Radio journalist Zakia Zaki's murder two years ago tomorrow is still unpunished and her husband assures Reporters Without Borders that the lack of progress with the investigation is almost certainly due to the influence of the murder's masterminds.
(RSF/IFEX) – Radio journalist Zakia Zaki’s murder two years ago tomorrow is still unpunished and her husband assures Reporters Without Borders that the lack of progress with the investigation is almost certainly due to the influence of the murder’s masterminds. The director of Sada-e-Solh (Peace Radio), Zaki was gunned down in her home in Jabalussaraj, in the northern province of Parwan, on 6 June 2007.

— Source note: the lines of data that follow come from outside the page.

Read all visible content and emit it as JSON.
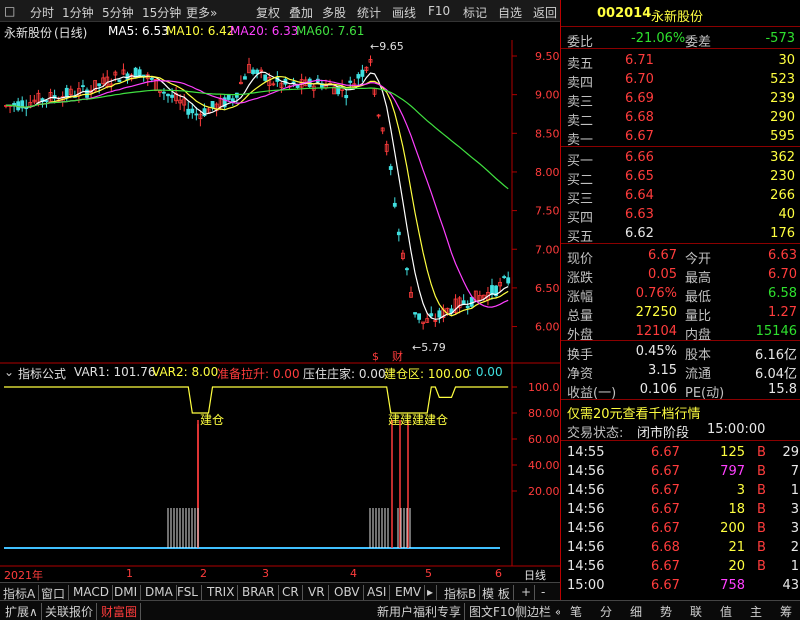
{
  "toolbar": {
    "left": [
      "分时",
      "1分钟",
      "5分钟",
      "15分钟",
      "更多»"
    ],
    "right": [
      "复权",
      "叠加",
      "多股",
      "统计",
      "画线",
      "F10",
      "标记",
      "自选",
      "返回"
    ]
  },
  "stock": {
    "name": "永新股份",
    "period": "(日线)",
    "code": "002014",
    "name_right": "永新股份"
  },
  "ma": [
    {
      "label": "MA5: 6.53",
      "color": "#ffffff"
    },
    {
      "label": "MA10: 6.42",
      "color": "#ffff40"
    },
    {
      "label": "MA20: 6.33",
      "color": "#ff40ff"
    },
    {
      "label": "MA60: 7.61",
      "color": "#40e040"
    }
  ],
  "price_axis": [
    "9.50",
    "9.00",
    "8.50",
    "8.00",
    "7.50",
    "7.00",
    "6.50",
    "6.00"
  ],
  "annotations": {
    "high": "9.65",
    "low": "5.79"
  },
  "indicator": {
    "name": "指标公式",
    "var1": "VAR1: 101.76",
    "var2": "VAR2: 8.00",
    "zbls": "准备拉升: 0.00",
    "yzz": "压住庄家: 0.00",
    "jcq": "建仓区: 100.00",
    "tail": ": 0.00",
    "axis": [
      "100.0",
      "80.00",
      "60.00",
      "40.00",
      "20.00"
    ],
    "labels": [
      "建仓",
      "建建建建仓"
    ]
  },
  "xaxis": {
    "year": "2021年",
    "months": [
      "1",
      "2",
      "3",
      "4",
      "5",
      "6"
    ],
    "period": "日线"
  },
  "tabs1": [
    "指标A",
    "窗口",
    "MACD",
    "DMI",
    "DMA",
    "FSL",
    "TRIX",
    "BRAR",
    "CR",
    "VR",
    "OBV",
    "ASI",
    "EMV",
    "▸",
    "指标B",
    "模 板",
    "+",
    "-"
  ],
  "tabs2": [
    "扩展∧",
    "关联报价",
    "财富圈",
    "新用户福利专享",
    "图文F10",
    "侧边栏 «"
  ],
  "quote": {
    "weibi_label": "委比",
    "weibi": "-21.06%",
    "weicha_label": "委差",
    "weicha": "-573",
    "asks": [
      {
        "label": "卖五",
        "price": "6.71",
        "vol": "30"
      },
      {
        "label": "卖四",
        "price": "6.70",
        "vol": "523"
      },
      {
        "label": "卖三",
        "price": "6.69",
        "vol": "239"
      },
      {
        "label": "卖二",
        "price": "6.68",
        "vol": "290"
      },
      {
        "label": "卖一",
        "price": "6.67",
        "vol": "595"
      }
    ],
    "bids": [
      {
        "label": "买一",
        "price": "6.66",
        "vol": "362"
      },
      {
        "label": "买二",
        "price": "6.65",
        "vol": "230"
      },
      {
        "label": "买三",
        "price": "6.64",
        "vol": "266"
      },
      {
        "label": "买四",
        "price": "6.63",
        "vol": "40"
      },
      {
        "label": "买五",
        "price": "6.62",
        "vol": "176"
      }
    ],
    "stats": [
      {
        "l1": "现价",
        "v1": "6.67",
        "l2": "今开",
        "v2": "6.63"
      },
      {
        "l1": "涨跌",
        "v1": "0.05",
        "l2": "最高",
        "v2": "6.70"
      },
      {
        "l1": "涨幅",
        "v1": "0.76%",
        "l2": "最低",
        "v2": "6.58"
      },
      {
        "l1": "总量",
        "v1": "27250",
        "l2": "量比",
        "v2": "1.27"
      },
      {
        "l1": "外盘",
        "v1": "12104",
        "l2": "内盘",
        "v2": "15146"
      }
    ],
    "stats2": [
      {
        "l1": "换手",
        "v1": "0.45%",
        "l2": "股本",
        "v2": "6.16亿"
      },
      {
        "l1": "净资",
        "v1": "3.15",
        "l2": "流通",
        "v2": "6.04亿"
      },
      {
        "l1": "收益(一)",
        "v1": "0.106",
        "l2": "PE(动)",
        "v2": "15.8"
      }
    ],
    "promo": "仅需20元查看千档行情",
    "status_label": "交易状态:",
    "status": "闭市阶段",
    "status_time": "15:00:00",
    "ticks": [
      {
        "time": "14:55",
        "price": "6.67",
        "vol": "125",
        "bs": "B",
        "n": "29"
      },
      {
        "time": "14:56",
        "price": "6.67",
        "vol": "797",
        "bs": "B",
        "n": "7"
      },
      {
        "time": "14:56",
        "price": "6.67",
        "vol": "3",
        "bs": "B",
        "n": "1"
      },
      {
        "time": "14:56",
        "price": "6.67",
        "vol": "18",
        "bs": "B",
        "n": "3"
      },
      {
        "time": "14:56",
        "price": "6.67",
        "vol": "200",
        "bs": "B",
        "n": "3"
      },
      {
        "time": "14:56",
        "price": "6.68",
        "vol": "21",
        "bs": "B",
        "n": "2"
      },
      {
        "time": "14:56",
        "price": "6.67",
        "vol": "20",
        "bs": "B",
        "n": "1"
      },
      {
        "time": "15:00",
        "price": "6.67",
        "vol": "758",
        "bs": "",
        "n": "43"
      }
    ],
    "bottom_tabs": [
      "笔",
      "分",
      "细",
      "势",
      "联",
      "值",
      "主",
      "筹"
    ]
  },
  "colors": {
    "up": "#ff3c3c",
    "down": "#2ee02e",
    "bg": "#000000",
    "border": "#b00000"
  }
}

“We have not forgotten Zaki, who was an exemplary woman and a symbol of the renaissance of independent media in Afghanistan,” Reporters Without Borders said. “The interior minister is unable to explain why the investigation into her murder has made no progress. We call for justice to be done. The government must give a serious undertaking to solve this case. Afghan journalists, especially women journalists, will not be safe until those responsible are punished.”
Zaki’s husband, Abdul Anad Ranjbar, told Reporters Without Borders: “There has been no progress. I recently spoke with National Security officials but nothing has been done. The station’s journalists and I continue to be threatened, and the interior ministry is an accomplice to this. The police do not protect us although we have given them the phone numbers of those who are threatening us.”
Ranjbar added: “This year, our family and her friends are going to commemorate the anniversary in private. We do not want to continue being used by officials who say they have come to defend Zakia Zaki’s memory but end up not doing anything.”
Afghan and foreign officials were present when her family inaugurated a cultural centre in Jabalussaraj on the first anniversary of her death. “It is what she wanted and she had begun the work before she was killed,” Ranjbar said at the time. “It was up to me and my family to keep her memory alive. I think that since her murder, women journalists have been afraid and the impunity has helped to scare her colleagues.”
Zaki, who was also a school principal, was murdered by gunmen who entered her home in the early hours of 6 June 2007 and shot her seven times in front of her two-year-old son. She liked to say that her radio station was “a home for the community’s residents, the only place where they dare to speak freely.” She and her staff had often been threatened by local warlords.